Я несколько раз заходил к нему в ту небольшую, скромно обставленную и несколько темноватую квартиру, которую Надежда Ивановна нанимала на Театральной площади позади Консерватории. Тут Врубель работал. Но это уже не были прежние колоссальные затеи, требовавшие пространной и светлой мастерской. Он почти и не касался масляных красок, а довольствовался карандашом и акварелью. Странным показался мне выбор задач. Так, несколько рисунков воспроизводили выпуклые узоры на том пикейном одеяле, что покрывало его ноги, в другой серии он тоже карандашом старался передать блеск и переливы перламутровой раковины. Сделано это было с удивительным старанием и большим мастерством, а когда Врубель мне показал и начатую акварелью картину, изображавшую раковину с наядами, расположенными по ее краю, то я понял, что он извлек для себя ценного из такого, казалось бы, сухого изучения.

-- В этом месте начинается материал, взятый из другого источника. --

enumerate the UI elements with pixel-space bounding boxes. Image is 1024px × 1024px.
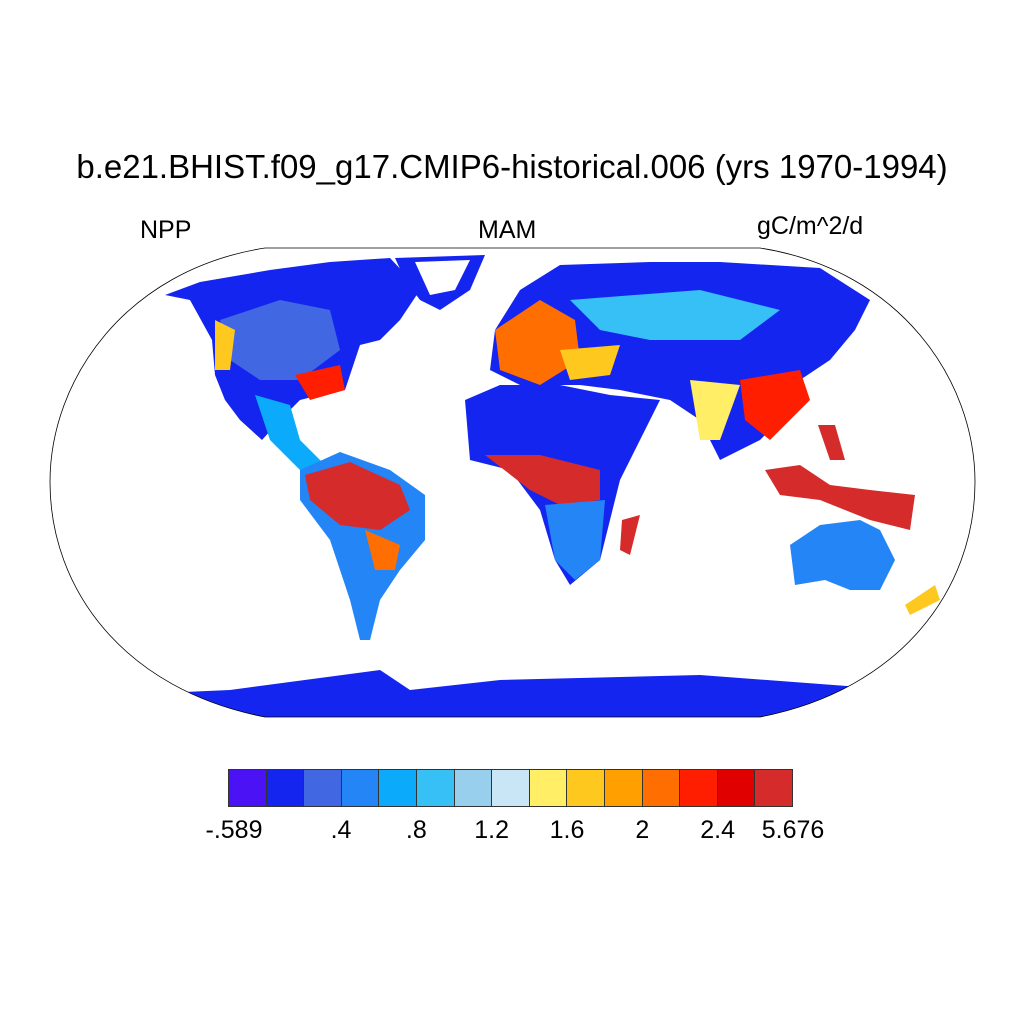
units-label: gC/m^2/d [757, 212, 864, 240]
colorbar-label: .8 [405, 816, 427, 844]
colorbar-box [529, 770, 568, 806]
colorbar-box [416, 770, 455, 806]
colorbar-box [492, 770, 530, 806]
colorbar [228, 769, 793, 807]
colorbar-box [642, 770, 681, 806]
colorbar-box [379, 770, 417, 806]
colorbar-box [266, 770, 305, 806]
colorbar-box [304, 770, 342, 806]
colorbar-box [229, 770, 267, 806]
colorbar-label: 1.6 [549, 816, 585, 844]
maritime-continent [765, 465, 915, 530]
colorbar-label: .4 [330, 816, 352, 844]
colorbar-label: 2 [635, 816, 650, 844]
colorbar-label: -.589 [205, 816, 263, 844]
colorbar-label: 2.4 [700, 816, 736, 844]
colorbar-box [755, 770, 792, 806]
colorbar-box [604, 770, 643, 806]
figure-title: b.e21.BHIST.f09_g17.CMIP6-historical.006… [76, 148, 948, 185]
colorbar-box [454, 770, 493, 806]
colorbar-label: 5.676 [761, 816, 825, 844]
season-label: MAM [478, 216, 537, 244]
australia [790, 520, 895, 590]
map-boundary [49, 247, 976, 718]
variable-label: NPP [140, 216, 192, 244]
colorbar-label: 1.2 [474, 816, 510, 844]
colorbar-box [680, 770, 718, 806]
antarctica [50, 670, 975, 717]
colorbar-box [567, 770, 605, 806]
colorbar-box [341, 770, 380, 806]
colorbar-box [717, 770, 756, 806]
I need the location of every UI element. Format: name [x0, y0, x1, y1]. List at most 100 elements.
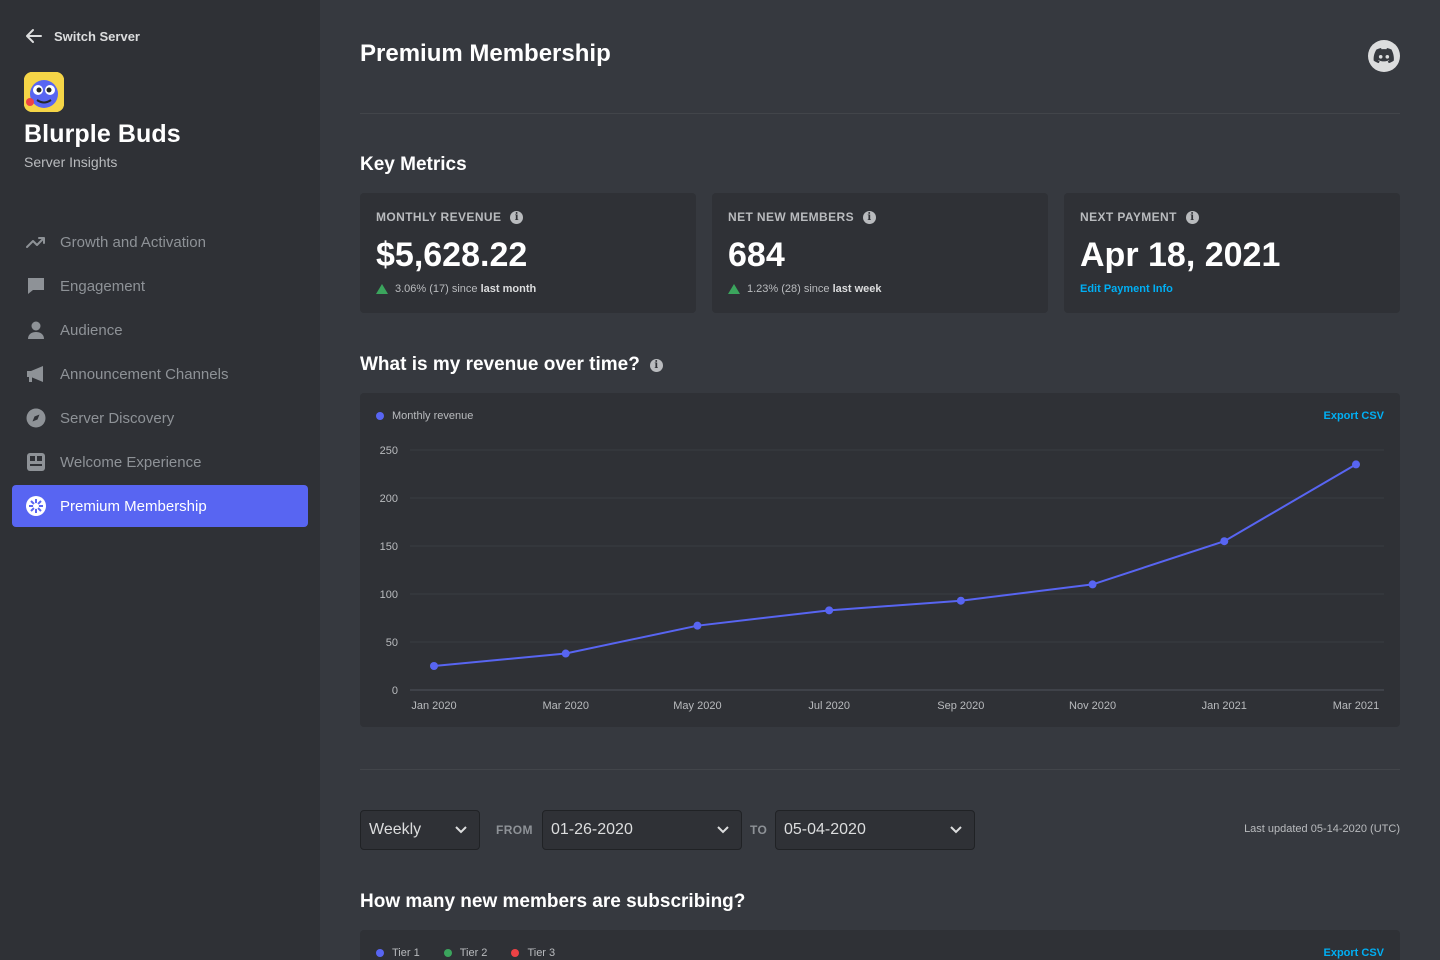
key-metrics-title-text: Key Metrics: [360, 154, 467, 175]
sidebar: Switch Server Blurple Buds Server Insigh…: [0, 0, 320, 960]
card-value: $5,628.22: [376, 236, 528, 274]
interval-select[interactable]: Weekly: [360, 810, 480, 850]
y-tick-label: 250: [380, 445, 398, 457]
server-name: Blurple Buds: [24, 120, 181, 148]
megaphone-icon: [24, 362, 48, 386]
revenue-chart: 0 50 100 150 200 250 Jan 2020 Mar 2020 May 2020 J…: [360, 393, 1400, 727]
card-label: NET NEW MEMBERS i: [728, 209, 1032, 225]
sidebar-item-server-discovery[interactable]: Server Discovery: [12, 397, 308, 439]
sidebar-item-label: Welcome Experience: [60, 453, 202, 471]
from-date-select[interactable]: 01-26-2020: [542, 810, 742, 850]
y-tick-label: 100: [380, 589, 398, 601]
chevron-down-icon: [455, 821, 467, 839]
legend-dot: [443, 949, 452, 957]
export-csv-link[interactable]: Export CSV: [1323, 947, 1384, 959]
info-icon[interactable]: i: [510, 210, 524, 224]
card-label-text: NET NEW MEMBERS: [728, 210, 854, 224]
y-tick-label: 0: [392, 685, 398, 697]
chart-legend: Tier 1 Tier 2 Tier 3: [376, 947, 555, 959]
legend-label: Tier 3: [527, 947, 556, 959]
sidebar-nav: Growth and Activation Engagement Audienc…: [12, 221, 308, 529]
sidebar-item-audience[interactable]: Audience: [12, 309, 308, 351]
data-point: [825, 606, 834, 615]
divider: [360, 769, 1400, 770]
sidebar-item-label: Growth and Activation: [60, 233, 206, 251]
welcome-icon: [24, 450, 48, 474]
to-label: TO: [750, 823, 768, 837]
info-icon[interactable]: i: [1185, 210, 1199, 224]
change-amount: 3.06% (17) since: [395, 283, 478, 295]
legend-dot: [376, 949, 384, 957]
sidebar-item-premium-membership[interactable]: Premium Membership: [12, 485, 308, 527]
card-change: 1.23% (28) since last week: [728, 283, 1032, 295]
legend-label: Tier 1: [392, 947, 420, 959]
switch-server-label: Switch Server: [54, 28, 140, 44]
premium-icon: [24, 494, 48, 518]
sidebar-item-growth-and-activation[interactable]: Growth and Activation: [12, 221, 308, 263]
from-label: FROM: [496, 823, 533, 837]
x-tick-label: Jul 2020: [808, 700, 850, 712]
export-csv-link[interactable]: Export CSV: [1323, 410, 1384, 422]
card-value: Apr 18, 2021: [1080, 236, 1281, 274]
server-icon: [24, 72, 64, 112]
main-content: Premium Membership Key Metrics MONTHLY R…: [360, 0, 1400, 960]
sidebar-item-label: Engagement: [60, 277, 146, 295]
subscribers-section-title-text: How many new members are subscribing?: [360, 891, 746, 912]
change-period: last month: [480, 283, 537, 295]
discord-icon: [1373, 48, 1394, 64]
y-tick-label: 200: [380, 493, 398, 505]
sidebar-item-engagement[interactable]: Engagement: [12, 265, 308, 307]
last-updated-text: Last updated 05-14-2020 (UTC): [1244, 823, 1400, 835]
back-arrow-icon: [24, 26, 44, 46]
trend-icon: [24, 230, 48, 254]
revenue-section-title: What is my revenue over time? i: [360, 354, 663, 376]
switch-server-button[interactable]: Switch Server: [24, 24, 140, 48]
edit-payment-info-link[interactable]: Edit Payment Info: [1080, 283, 1173, 295]
up-arrow-icon: [376, 284, 388, 294]
legend-item-tier-1: Tier 1: [376, 947, 420, 959]
info-icon[interactable]: i: [863, 210, 876, 224]
chat-icon: [24, 274, 48, 298]
sidebar-item-announcement-channels[interactable]: Announcement Channels: [12, 353, 308, 395]
compass-icon: [24, 406, 48, 430]
x-tick-label: Jan 2021: [1202, 700, 1247, 712]
sidebar-item-label: Server Discovery: [60, 409, 175, 427]
from-date-value: 01-26-2020: [551, 821, 633, 838]
chevron-down-icon: [950, 821, 962, 839]
data-point: [1088, 580, 1097, 589]
legend-item-tier-2: Tier 2: [443, 947, 487, 959]
legend-item: Monthly revenue: [376, 410, 473, 422]
data-point: [1220, 537, 1229, 546]
chevron-down-icon: [717, 821, 729, 839]
revenue-chart-svg: 0 50 100 150 200 250 Jan 2020 Mar 2020 May 2020 J…: [380, 445, 1384, 712]
change-period: last week: [832, 283, 882, 295]
person-icon: [24, 318, 48, 342]
divider: [360, 113, 1400, 114]
monthly-revenue-card: MONTHLY REVENUE i $5,628.22 3.06% (17) s…: [360, 193, 696, 313]
x-tick-label: Sep 2020: [937, 700, 984, 712]
x-tick-label: Jan 2020: [411, 700, 456, 712]
legend-dot: [511, 949, 520, 957]
change-text: 1.23% (28) since last week: [747, 283, 882, 295]
discord-logo-button[interactable]: [1368, 40, 1400, 72]
card-label-text: MONTHLY REVENUE: [376, 210, 502, 224]
to-date-select[interactable]: 05-04-2020: [775, 810, 975, 850]
x-tick-label: May 2020: [673, 700, 721, 712]
data-point: [956, 596, 965, 605]
up-arrow-icon: [728, 284, 740, 294]
x-tick-label: Mar 2021: [1333, 700, 1379, 712]
legend-label: Monthly revenue: [392, 410, 474, 422]
to-date-value: 05-04-2020: [784, 821, 866, 838]
sidebar-item-label: Premium Membership: [60, 497, 207, 515]
y-tick-label: 150: [380, 541, 398, 553]
legend-item-tier-3: Tier 3: [511, 947, 555, 959]
interval-value: Weekly: [369, 821, 422, 838]
sidebar-item-welcome-experience[interactable]: Welcome Experience: [12, 441, 308, 483]
series-line: [433, 463, 1357, 667]
next-payment-card: NEXT PAYMENT i Apr 18, 2021 Edit Payment…: [1064, 193, 1400, 313]
legend-dot: [376, 412, 384, 420]
change-amount: 1.23% (28) since: [747, 283, 830, 295]
net-new-members-card: NET NEW MEMBERS i 684 1.23% (28) since l…: [712, 193, 1048, 313]
y-tick-label: 50: [386, 637, 398, 649]
info-icon[interactable]: i: [649, 358, 663, 372]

Получился тот его шедевр, который, если я не ошибся, приобрел князь С. А. Щербатов и в котором действительно создана своего рода поэма моря. Тогда же Врубель был занят портретом жены, которую он представил среди березовой рощи. Эта картина, если и обладала известной странностью в самой затее, однако она ничем не выдавала того, что несчастный художник создал ее в перерыве между двумя кризисами безумия, из которых последний оказался беспощадным. Недуг овладел им окончательно и уже не покидал его до самой смерти — шесть лет после описываемого периода, шесть лет невыносимых нравственных и физических страданий.